My sister displayed her ‘hidden righteousness’ by always showing up
Commentary by Hyphen Parent | FāVS News
Typically, when you learn there are no specific photos of a deceased loved one, that’s a disappointment. It’s a missed opportunity.
I have never seen my maternal grandfather. He died long before I was born, and there are no existing photographs of him. I have no idea what my mother or aunts looked like as children because all those photos are lost.
When my uncle died, we were so saddened to find there were no photos of him one-on-one with some of his grandchildren. Last month, my family discovered a lack of photos, which I actually found incredibly comforting.
At a cousin’s recent wedding, she included a table featuring photos of deceased loved ones. She asked me if I had a picture of my oldest sister Marie who died in 2020. My cousin explained her family had photos of my sister, but none of her alone.

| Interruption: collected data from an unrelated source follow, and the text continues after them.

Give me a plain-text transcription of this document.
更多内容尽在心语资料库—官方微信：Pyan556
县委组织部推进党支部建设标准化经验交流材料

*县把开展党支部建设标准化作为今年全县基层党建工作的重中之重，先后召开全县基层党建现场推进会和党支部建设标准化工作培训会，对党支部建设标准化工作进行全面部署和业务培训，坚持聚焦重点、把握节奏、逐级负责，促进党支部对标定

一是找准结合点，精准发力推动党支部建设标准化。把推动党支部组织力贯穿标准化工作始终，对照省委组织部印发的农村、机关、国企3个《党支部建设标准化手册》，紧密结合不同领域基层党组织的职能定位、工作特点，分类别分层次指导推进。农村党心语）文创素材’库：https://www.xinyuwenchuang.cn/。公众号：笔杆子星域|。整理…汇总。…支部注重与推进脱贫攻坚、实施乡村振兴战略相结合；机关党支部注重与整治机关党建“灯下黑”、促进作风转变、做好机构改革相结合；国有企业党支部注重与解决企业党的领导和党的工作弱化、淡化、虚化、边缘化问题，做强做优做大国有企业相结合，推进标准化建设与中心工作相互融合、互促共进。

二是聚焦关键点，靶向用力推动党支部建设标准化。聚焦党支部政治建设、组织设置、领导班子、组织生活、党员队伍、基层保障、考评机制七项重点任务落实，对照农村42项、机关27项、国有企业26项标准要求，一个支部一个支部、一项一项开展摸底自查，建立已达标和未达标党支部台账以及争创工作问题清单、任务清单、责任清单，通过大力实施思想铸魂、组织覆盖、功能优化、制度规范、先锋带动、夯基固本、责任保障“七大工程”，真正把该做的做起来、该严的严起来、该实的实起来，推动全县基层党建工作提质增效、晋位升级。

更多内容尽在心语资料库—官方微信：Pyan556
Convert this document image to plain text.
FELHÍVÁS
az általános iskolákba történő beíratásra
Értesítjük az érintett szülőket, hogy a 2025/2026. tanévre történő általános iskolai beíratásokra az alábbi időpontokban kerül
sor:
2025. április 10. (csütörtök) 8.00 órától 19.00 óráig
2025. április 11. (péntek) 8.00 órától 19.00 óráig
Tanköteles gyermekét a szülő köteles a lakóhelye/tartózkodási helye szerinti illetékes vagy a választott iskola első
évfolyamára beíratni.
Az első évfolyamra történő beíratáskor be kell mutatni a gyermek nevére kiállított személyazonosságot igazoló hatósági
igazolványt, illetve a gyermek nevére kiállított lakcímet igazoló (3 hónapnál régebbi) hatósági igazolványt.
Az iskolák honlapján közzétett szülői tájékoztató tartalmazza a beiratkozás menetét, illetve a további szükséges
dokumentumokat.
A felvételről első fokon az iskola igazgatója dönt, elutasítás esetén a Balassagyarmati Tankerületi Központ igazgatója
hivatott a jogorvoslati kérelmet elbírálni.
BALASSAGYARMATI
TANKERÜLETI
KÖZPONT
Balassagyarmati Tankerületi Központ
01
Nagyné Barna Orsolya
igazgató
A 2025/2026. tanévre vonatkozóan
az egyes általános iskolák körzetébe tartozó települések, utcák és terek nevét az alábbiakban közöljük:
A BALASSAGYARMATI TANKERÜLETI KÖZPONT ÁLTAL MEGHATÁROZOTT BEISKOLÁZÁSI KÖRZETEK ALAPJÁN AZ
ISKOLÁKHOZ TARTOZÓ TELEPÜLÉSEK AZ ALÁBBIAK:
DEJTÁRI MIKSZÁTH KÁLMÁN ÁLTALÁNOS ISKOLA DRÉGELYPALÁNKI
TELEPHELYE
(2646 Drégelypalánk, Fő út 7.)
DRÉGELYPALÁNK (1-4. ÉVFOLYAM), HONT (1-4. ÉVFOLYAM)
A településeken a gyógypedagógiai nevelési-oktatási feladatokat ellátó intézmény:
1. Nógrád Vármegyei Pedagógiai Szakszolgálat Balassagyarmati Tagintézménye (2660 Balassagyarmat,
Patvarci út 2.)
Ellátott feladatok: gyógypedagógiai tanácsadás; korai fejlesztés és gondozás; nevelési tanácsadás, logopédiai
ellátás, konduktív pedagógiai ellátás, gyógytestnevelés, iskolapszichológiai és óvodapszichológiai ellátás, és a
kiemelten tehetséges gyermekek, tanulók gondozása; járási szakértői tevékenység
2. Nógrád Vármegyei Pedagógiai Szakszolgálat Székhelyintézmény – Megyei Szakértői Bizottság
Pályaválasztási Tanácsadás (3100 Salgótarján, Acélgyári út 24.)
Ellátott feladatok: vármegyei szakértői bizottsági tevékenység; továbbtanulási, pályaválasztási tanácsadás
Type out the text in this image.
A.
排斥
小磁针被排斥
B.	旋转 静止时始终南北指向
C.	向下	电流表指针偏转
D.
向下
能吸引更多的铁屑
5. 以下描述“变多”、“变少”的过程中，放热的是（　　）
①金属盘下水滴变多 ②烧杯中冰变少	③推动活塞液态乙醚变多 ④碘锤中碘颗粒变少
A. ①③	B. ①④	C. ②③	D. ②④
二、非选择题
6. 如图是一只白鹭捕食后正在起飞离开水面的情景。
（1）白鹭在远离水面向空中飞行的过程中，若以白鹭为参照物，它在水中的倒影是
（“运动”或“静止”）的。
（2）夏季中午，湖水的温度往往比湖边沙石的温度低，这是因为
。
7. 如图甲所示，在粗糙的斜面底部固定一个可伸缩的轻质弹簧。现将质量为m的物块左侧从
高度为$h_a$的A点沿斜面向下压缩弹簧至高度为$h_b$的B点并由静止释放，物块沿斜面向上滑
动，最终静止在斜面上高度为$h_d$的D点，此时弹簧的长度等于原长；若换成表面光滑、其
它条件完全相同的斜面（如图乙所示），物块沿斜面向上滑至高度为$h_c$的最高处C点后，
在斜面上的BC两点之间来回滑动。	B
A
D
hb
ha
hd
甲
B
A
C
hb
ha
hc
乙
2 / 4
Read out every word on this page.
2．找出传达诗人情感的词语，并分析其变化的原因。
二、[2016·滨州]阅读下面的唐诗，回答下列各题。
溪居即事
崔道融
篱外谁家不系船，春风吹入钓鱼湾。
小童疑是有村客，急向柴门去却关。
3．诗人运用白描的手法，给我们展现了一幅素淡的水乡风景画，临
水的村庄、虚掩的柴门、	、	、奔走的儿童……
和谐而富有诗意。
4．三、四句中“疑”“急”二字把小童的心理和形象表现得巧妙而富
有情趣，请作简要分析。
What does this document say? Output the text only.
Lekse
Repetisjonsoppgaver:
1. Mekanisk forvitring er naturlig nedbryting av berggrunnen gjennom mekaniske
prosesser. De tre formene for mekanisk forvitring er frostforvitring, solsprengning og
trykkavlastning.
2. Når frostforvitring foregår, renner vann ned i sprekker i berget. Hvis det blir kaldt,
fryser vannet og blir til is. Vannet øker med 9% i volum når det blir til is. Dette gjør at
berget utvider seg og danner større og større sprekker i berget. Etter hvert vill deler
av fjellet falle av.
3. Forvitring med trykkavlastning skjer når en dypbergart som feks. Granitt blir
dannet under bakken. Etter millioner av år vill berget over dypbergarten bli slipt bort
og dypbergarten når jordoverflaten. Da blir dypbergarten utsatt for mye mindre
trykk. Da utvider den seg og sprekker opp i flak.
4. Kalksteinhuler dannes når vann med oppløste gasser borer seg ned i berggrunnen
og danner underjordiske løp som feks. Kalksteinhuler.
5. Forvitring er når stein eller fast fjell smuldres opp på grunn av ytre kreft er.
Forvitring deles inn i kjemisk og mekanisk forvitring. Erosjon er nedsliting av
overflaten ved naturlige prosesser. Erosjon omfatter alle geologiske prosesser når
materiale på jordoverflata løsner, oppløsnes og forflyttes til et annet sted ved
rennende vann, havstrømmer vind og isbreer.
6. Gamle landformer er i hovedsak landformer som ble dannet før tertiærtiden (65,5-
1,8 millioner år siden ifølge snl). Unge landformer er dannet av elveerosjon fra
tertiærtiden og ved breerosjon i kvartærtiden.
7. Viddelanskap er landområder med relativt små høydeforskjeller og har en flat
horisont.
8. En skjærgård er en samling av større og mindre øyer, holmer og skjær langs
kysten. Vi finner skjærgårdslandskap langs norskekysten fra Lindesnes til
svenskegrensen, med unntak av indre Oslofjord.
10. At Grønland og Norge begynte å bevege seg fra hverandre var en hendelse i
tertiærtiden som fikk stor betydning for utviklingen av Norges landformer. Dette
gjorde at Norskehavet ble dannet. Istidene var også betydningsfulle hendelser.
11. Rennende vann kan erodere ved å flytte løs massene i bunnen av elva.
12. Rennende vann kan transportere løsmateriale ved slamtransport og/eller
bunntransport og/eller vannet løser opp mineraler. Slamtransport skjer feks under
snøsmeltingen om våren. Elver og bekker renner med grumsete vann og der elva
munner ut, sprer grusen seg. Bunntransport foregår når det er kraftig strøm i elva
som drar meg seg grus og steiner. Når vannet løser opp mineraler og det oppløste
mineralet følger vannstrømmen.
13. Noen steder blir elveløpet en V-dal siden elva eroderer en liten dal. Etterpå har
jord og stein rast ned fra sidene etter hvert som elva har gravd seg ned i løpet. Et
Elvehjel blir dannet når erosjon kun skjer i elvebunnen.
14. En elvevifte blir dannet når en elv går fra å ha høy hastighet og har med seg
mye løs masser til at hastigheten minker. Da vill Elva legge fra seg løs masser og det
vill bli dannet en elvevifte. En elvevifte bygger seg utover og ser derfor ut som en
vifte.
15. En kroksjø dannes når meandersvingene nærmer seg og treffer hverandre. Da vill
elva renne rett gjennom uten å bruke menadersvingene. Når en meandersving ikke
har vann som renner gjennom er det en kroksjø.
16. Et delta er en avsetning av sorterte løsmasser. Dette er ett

I am the keeper of family photos, so I looked through my collection and found the same thing. Marie didn’t shy away from the camera, so there are many photos of her. In every one, she’s happily smiling surrounded by others. Even the photo used for her funeral is a shot of her face cropped from a picture of her with her husband and daughter.
I expected to be disappointed. We will never have a chance to get photos of Marie alone. Instead, I took great comfort in the realization that my sister was never alone. She was incredibly kind and loving. She adored people, and people loved her right back. The fact that there’s so much photographic evidence of this thrills me to no end.
According to Jewish folklore, at all times, there are 36 (lamed vav in Hebrew) anonymous righteous people in every generation whose good deeds keep the world in balance.
They’re known as the Tzadikim Nistarim, “Hidden Righteous,” because their identity is hidden from them and the rest of the world. They don’t know they’re special. They don’t do good because they believe they have to. They just are. I’ve long insisted Marie was one of those lamed-vavniks.
At Marie’s funeral, my cousins all marveled at how involved Marie had been in their lives. Though she lived a distance away from them, their kids all knew her because she came to every party and event.
When my family and I were displaced from our home for months and enduring a horrible time, she and her family came over 1,000 miles to visit and help. Marie, an elementary school teacher, always sent my kids books for their birthdays and Chanukah.
Every new year, she took her calendar and wrote in all the birthdays for family and friends to ensure she sent cards and gifts for everyone. It was so important for Marie to be connected to others. She showed up for her people whenever she could.
In Judaism, upon hearing of a death, one response is, “May their memory be a blessing.” The memory of my sister has absolutely been a blessing and a comfort. Various things, big and small, remind me of her often and make me smile.
I walk past photos hanging on my walls of her surrounded by family. I see pictures online of her in groups with friends. I flip through photos on my phone of her smiling among the faces of cousins. What a blessing it is to have so much photographic evidence of the fact that she was never alone!
The views expressed in this opinion column are those of the author. They do not necessarily reflect the views of FāVS News. FāVS News values diverse perspectives and thoughtful analysis on matters of faith and spirituality.